Law Minister Anisul Huq yesterday said the government would consider banning general strikes if the country’s people favoured such a move.
While defending BNP chief Khaleda Zia’s “confinement,” he hinted that the violent acts perpetrated by the BNP-Jamaat-led alliance during the hartal might be dealt with under the Anti-Terrorism Act, reports UNB.
The minister came up with the remarks during a meet-the-reporters programme at the Dhaka Reporter’s Unity of the capital.
Prime Minister Sheikh Hasina recently warned that the government would deal violence with iron hands.
Terming the BNP a terrorist organisation, Anisul binned any scope of dialogue with the “terrorists.”
Saying that it was not possible to force the government for dialogue at gunpoint or by bombings, the minister said: “They are committing terrorist activities on one side and urging for dialogue on the other...they cannot do it simultaneously.”
He also questioned the necessity of a dialogue. “An agenda is needed for sitting in a dialogue; what is their agenda?”
The minister said discussion with the BNP would only be possible if they came up with a constructive discussion proposal. “They have to stop the terrorist activities in the first place.”

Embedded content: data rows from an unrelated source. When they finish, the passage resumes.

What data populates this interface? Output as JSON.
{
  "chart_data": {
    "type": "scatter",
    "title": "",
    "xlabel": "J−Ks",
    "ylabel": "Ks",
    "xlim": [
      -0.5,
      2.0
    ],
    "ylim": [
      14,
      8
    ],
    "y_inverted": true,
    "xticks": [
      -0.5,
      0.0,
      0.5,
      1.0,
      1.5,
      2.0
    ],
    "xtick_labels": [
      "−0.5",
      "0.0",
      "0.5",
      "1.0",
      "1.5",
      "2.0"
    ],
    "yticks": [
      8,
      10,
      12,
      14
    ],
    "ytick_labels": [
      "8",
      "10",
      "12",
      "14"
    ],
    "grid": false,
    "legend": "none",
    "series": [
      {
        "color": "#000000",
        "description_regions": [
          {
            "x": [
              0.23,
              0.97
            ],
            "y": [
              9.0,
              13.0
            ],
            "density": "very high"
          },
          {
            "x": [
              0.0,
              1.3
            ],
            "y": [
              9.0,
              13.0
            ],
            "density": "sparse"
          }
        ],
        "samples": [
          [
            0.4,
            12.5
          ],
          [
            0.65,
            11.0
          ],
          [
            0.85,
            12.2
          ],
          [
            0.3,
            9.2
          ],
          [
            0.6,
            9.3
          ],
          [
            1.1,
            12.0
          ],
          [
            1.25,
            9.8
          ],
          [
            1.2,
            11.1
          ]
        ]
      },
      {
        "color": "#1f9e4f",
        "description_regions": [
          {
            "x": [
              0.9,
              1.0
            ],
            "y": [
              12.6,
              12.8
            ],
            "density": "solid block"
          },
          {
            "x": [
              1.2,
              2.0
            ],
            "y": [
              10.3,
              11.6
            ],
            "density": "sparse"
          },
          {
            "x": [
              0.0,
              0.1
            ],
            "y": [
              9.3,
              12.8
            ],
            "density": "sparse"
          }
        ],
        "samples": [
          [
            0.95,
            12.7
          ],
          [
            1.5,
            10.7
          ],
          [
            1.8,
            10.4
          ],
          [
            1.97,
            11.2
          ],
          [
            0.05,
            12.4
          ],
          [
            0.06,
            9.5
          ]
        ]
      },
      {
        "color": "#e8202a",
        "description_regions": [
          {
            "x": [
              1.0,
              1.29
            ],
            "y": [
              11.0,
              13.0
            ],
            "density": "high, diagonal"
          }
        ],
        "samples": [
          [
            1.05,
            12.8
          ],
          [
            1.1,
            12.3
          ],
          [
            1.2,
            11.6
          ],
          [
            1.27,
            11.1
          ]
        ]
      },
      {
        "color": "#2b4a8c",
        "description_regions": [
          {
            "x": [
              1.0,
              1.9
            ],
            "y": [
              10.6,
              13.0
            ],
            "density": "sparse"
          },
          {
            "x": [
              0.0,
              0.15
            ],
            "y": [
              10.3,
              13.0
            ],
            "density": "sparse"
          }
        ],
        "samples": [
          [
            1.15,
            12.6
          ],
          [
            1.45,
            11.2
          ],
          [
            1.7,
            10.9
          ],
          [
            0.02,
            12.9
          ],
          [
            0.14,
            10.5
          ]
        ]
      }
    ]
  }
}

The BNP and its allies did not take part in the January 5 election last year as they had been demanding poll under a non-party interim government. The alliance observed series of hartals and violent demonstrations ahead and on the day of election across the country resulting in the deaths of a number of people.
On the other hand, the government has been firm on holding election under the leadership of Prime Minister Sheikh Hasina after the 15th Amendment to the constitution of June 2011 when the provision of caretaker government system had been revoked.

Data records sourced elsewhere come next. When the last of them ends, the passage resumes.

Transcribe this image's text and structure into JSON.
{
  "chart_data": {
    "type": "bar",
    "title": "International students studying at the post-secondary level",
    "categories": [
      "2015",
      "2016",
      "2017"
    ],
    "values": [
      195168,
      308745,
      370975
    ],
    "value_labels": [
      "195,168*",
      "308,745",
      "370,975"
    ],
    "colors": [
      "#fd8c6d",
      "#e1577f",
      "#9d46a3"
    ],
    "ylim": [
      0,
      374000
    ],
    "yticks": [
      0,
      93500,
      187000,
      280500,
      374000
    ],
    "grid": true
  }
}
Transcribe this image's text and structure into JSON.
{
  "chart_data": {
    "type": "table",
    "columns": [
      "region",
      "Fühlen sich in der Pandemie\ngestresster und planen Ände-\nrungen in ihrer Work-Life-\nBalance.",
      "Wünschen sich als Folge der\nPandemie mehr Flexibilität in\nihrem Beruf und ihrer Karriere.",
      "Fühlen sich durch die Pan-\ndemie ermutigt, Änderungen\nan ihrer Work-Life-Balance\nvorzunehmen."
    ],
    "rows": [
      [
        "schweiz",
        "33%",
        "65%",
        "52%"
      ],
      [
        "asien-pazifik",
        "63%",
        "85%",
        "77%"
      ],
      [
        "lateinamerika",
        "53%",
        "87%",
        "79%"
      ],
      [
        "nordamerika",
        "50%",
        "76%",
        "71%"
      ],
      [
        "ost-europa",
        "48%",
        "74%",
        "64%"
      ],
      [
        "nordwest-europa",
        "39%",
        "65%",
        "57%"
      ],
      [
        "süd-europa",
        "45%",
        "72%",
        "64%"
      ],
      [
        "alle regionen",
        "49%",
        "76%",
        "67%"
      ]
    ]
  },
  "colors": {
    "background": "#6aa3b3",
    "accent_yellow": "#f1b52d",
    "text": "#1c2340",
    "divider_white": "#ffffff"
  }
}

Responding to a question on the BNP chairperson’s “confinement,” he said 500 people would have died had she not been restricted in her office on January 5.
Khaleda has apparently been confined at her Gulshan office since January 3 when additional police members had been deployed outside limiting her movement.
The prime minister recently claimed that Khaleda was staging drama in the name of “confinement.”
Warning against the violent acts during hartal and blockade, she said: “Do not try our patience. I am strictly telling the BNP leader that nobody would be spared if they try to attack people again. They will be dealt with iron hands...The government will do whatever is necessary to protect the people.”
Claiming that the government did not block Khaleda’s political activities, he said: “What the BNP is doing in the name of blockade is not political activity; rather, it is a terrorist act.
“BNP organised rallies all over the country in the past, we did not bar their activities. But at present, it is committing terrorism so that they are not allowed to arrange rallies.”
Speaking about BNP’s Senior Vice-Chairman Tarique Rahman’s return to the country, the law minister said the government was taking initiatives to bring him back to the country as he was a “fugitive” in the Zia orphanage and charitable trust cases and the August 21 grenade attack cases.
Khaleda’s elder son Tarique has been in London since September 11, 2008 on medical grounds after securing parole in various cases. He faces 14 charges, of which four are on trial and the rest are stayed.
On January 7, the High Court has banned publishing, broadcasting or reproducing speeches, statements of Tarique in print, electronic and social media as long he is absconding. The move came after his continuous “derogatory” and “misleading” remarks about Bangabandhu Sheikh Mujibur Rahman, the prime minister and the history of Bangladesh’s Liberation War.